Military benefits survive defense reductions
Associated Press
WASHINGTON
An Army corporal would get a full housing allowance to rent an off-base apartment and a military family will see little change in their grocery costs at the commissary as an election-year Congress rebuffed Pentagon efforts to trim military benefits.
The House Armed Services personnel subcommittee voted unanimously Wednesday to leave intact the current military health care system, the housing allowance and much of the Pentagon’s $1.4 billion in direct subsidies to the commissaries.

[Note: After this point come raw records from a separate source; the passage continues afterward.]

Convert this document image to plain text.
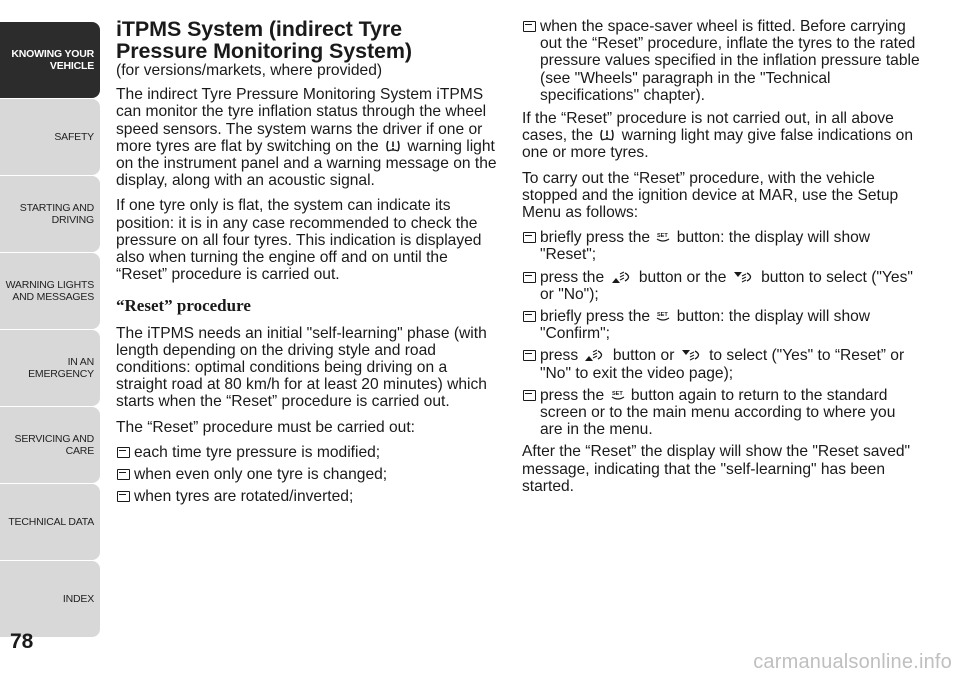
KNOWING YOUR
VEHICLE
SAFETY
STARTING AND
DRIVING
WARNING LIGHTS
AND MESSAGES
IN AN EMERGENCY
SERVICING AND
CARE
TECHNICAL DATA
INDEX
78
iTPMS System (indirect Tyre
Pressure Monitoring System)

(for versions/markets, where provided)

The indirect Tyre Pressure Monitoring System iTPMS can monitor the tyre inflation status through the wheel speed sensors. The system warns the driver if one or more tyres are flat by switching on the warning light on the instrument panel and a warning message on the display, along with an acoustic signal.

If one tyre only is flat, the system can indicate its position: it is in any case recommended to check the pressure on all four tyres. This indication is displayed also when turning the engine off and on until the “Reset” procedure is carried out.

“Reset” procedure

The iTPMS needs an initial "self-learning" phase (with length depending on the driving style and road conditions: optimal conditions being driving on a straight road at 80 km/h for at least 20 minutes) which starts when the “Reset” procedure is carried out.

The “Reset” procedure must be carried out:

each time tyre pressure is modified;
when even only one tyre is changed;
when tyres are rotated/inverted;
when the space-saver wheel is fitted. Before carrying out the “Reset” procedure, inflate the tyres to the rated pressure values specified in the inflation pressure table (see "Wheels" paragraph in the "Technical specifications" chapter).

If the “Reset” procedure is not carried out, in all above cases, the warning light may give false indications on one or more tyres.

To carry out the “Reset” procedure, with the vehicle stopped and the ignition device at MAR, use the Setup Menu as follows:

briefly press the SET button: the display will show "Reset";
press the button or the button to select ("Yes" or "No");
briefly press the SET button: the display will show "Confirm";
press button or to select ("Yes" to “Reset” or "No" to exit the video page);
press the SET button again to return to the standard screen or to the main menu according to where you are in the menu.

After the “Reset” the display will show the "Reset saved" message, indicating that the "self-learning" has been started.

carmanualsonline.info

“I’m just really concerned about military families, and this doesn’t need to be,” Rep. Joe Wilson, R-S.C., chairman of the personnel subcommittee, said of the proposed Pentagon cuts after the panel vote. “To me, the primary focus of the national government is national defense. We will be providing.”
The panel’s action marked the first step in the defense- budget process on Capitol Hill, with the full Armed Services Committee expected to approve the bill next week.
Facing diminished budgets, three defense secretaries and senior officers have maintained that the cost of personnel benefits have become unsustainable and threaten the Pentagon’s ability to prepare the force for war-fighting.
The department has proposed gradual reductions that would increase out-of-pocket expenses for current and retired military as it faces a sober reality — military pay and benefits make up the largest share of the budget, $167.2 billion out of $495.6 billion.
Every attempt by the Pentagon to trim benefits has faced fierce resistance from congressional Republicans and Democrats as well as powerful outside military organizations that argue the benefits help attract men and women to the all-volunteer force.